English Setters have long, drooping ears, so be sure to check them regularly for ticks and other parasites. It is necessary for time to carefully clean the auricles from excessive accumulations of earwax using special cotton swabs moistened with boric alcohol. Without proper ear care, dogs can develop serious complications in the form of otitis media. The first signs indicating the presence of otitis media cannot be confused with something else. The dog begins to constantly shake its head, tilt it towards the sore ear, unbearable itching and pain appear, the dog constantly tries to scratch the ear. In such cases, you should immediately contact your veterinarian, you should not self-medicate and start the disease, since in especially serious cases, injuries to the inner ear are possible up to the occurrence of complete deafness.


The health of the Setters is naturally strong. But there are a number of diseases that can be inherited and suddenly appear in an older puppy. Among these diseases are noted: atopy (dermatological disease), dysplasia of the hip joints (English Setters are most susceptible to this dangerous disease, unlike other dog breeds), congenital deafness, the impaired concentration of lysosomes (complications of this disease lead to blindness), ectopia (eversion of the eyelids), retinal atrophy and others. It is impossible to cure some hereditary diseases, many of them haunt the dog all his life. The only measure of protection against such diseases will be the correct choice of a puppy from conscientious breeders.
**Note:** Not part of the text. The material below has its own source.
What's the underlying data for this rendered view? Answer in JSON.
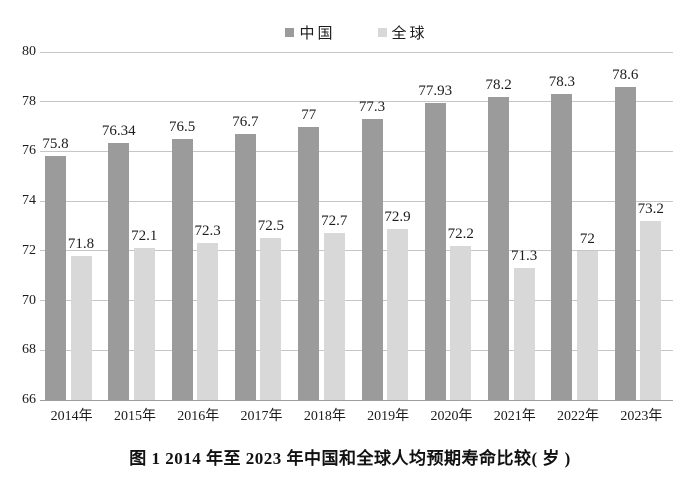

The life expectancy of English Setters with proper care and maintenance is 15 years. But usually, they live for 11-12 years, so much depends on properly selected physical activity, feeding, and a number of genetic factors. It should be noted that English Setters are prone to obesity and associated metabolic disorders, which can lead to premature aging. Therefore, these dogs should not be overfed and their diet should always be carefully monitored.




Alice White

Written by Alice White

Alice White, a devoted pet lover and writer, has turned her boundless affection for animals into a fulfilling career. Originally dreaming of wildlife, her limited scientific background led her to specialize in animal literature. Now she happily spends her days researching and writing about various creatures, living her dream.